Figure \(10.13\): Schematic to illustrate the division of labor between maintenance-specialized stripes and corresponding output-specialized stripes. A - Maintenance stripe (left) in maintenance mode, with corticothalamocortical reverberant activity shown (red). Information from that stripe projects via layer Vb pyramidals to a thalamic relay cell for the corresponding output stripe, but the BG gate is closed from tonic SNr/GPi inhibition so nothing happens (gray). B - Output gate opens due to `Go'-signal generated disinhibition of SNr/GPi output (green), triggering burst firing in the thalamic relay cell, which in turn activates the corresponding cortical stripe representation for the appropriate output. Projection from output stripe's layer Vb pyramidal cells then activates cortical and subcortical action/output areas, completing a handoff from maintenance to output. MD = mediodorsal nucleus of the thalamus; VP/VL = ventroposterior or ventrolateral (motor) thalamic nuclei.

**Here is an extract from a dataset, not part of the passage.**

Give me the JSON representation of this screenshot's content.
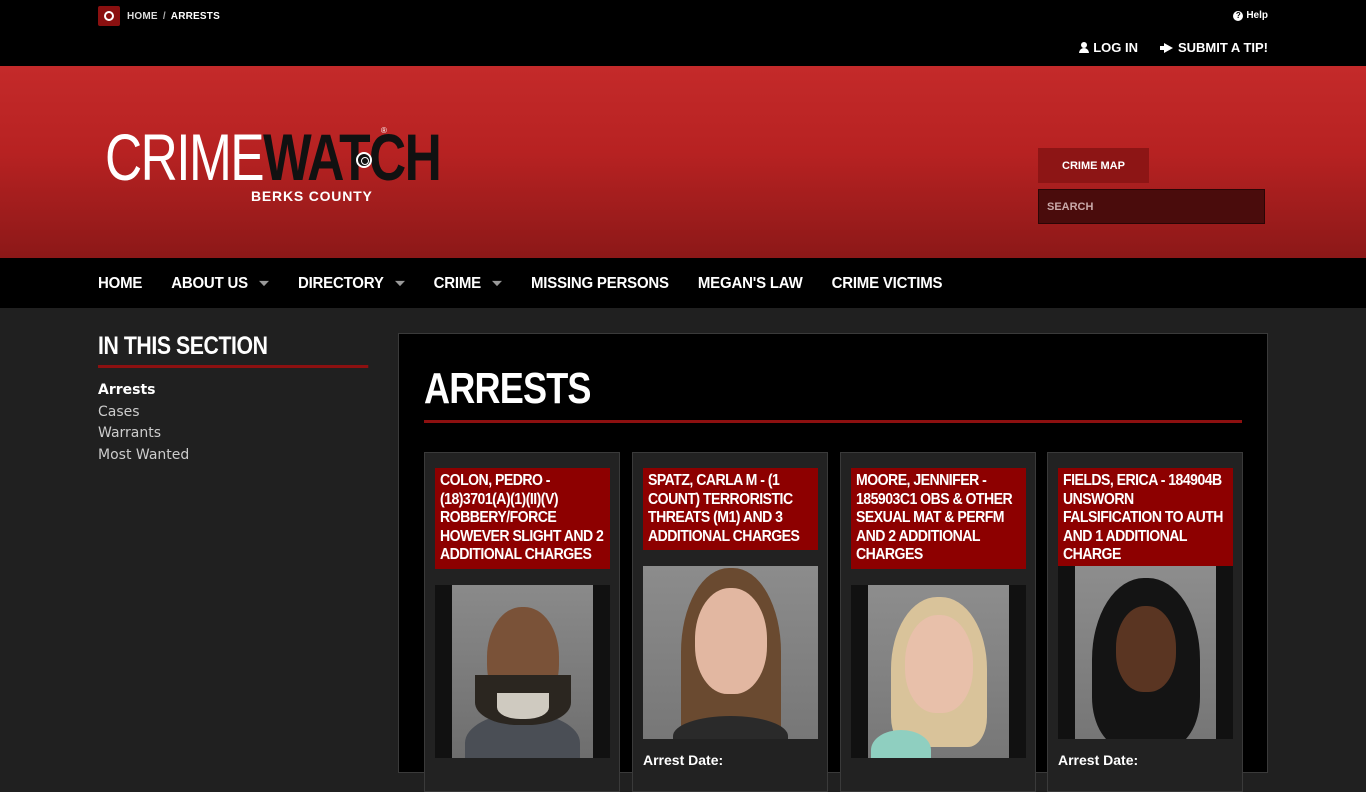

As we saw in Figure 10.3, some PFC neurons exhibit delay-period (active maintenance) firing, while others exhibit output response firing. These populations do not appear to mix: a given neuron does not typically exhibit a combination of both types of firing. This is captured in the PBWM framework by having a separate set of PFC stripes that are output gated instead of maintenance gated, which means that maintained information can be subject to further gating to determine whether or not it should influence downstream processing (e.g., attention or motor response selection). We typically use a simple pairing of maintenance and output gating stripes, with direct one-to-one projections from maintenance to output PFC units, but there can be any form of relationship between these stripes. The output PFC units are only activated, however, when their corresponding stripe-level BG/GPiThal Go pathway fires. Thus, information can be maintained in an active but somewhat "offline" form, before being actively output to drive behavior. Figure 10.13 illustrates this division of labor between the maintenance side and the output side for gating and how a "handoff" can occur.
For more PBWM details, including further considerations for output gating, how maintained information is cleared when no longer needed (after output gating), and gating biases that can help improve learning, see PBWM details Subtopic, which also includes relevant equations and default parameters.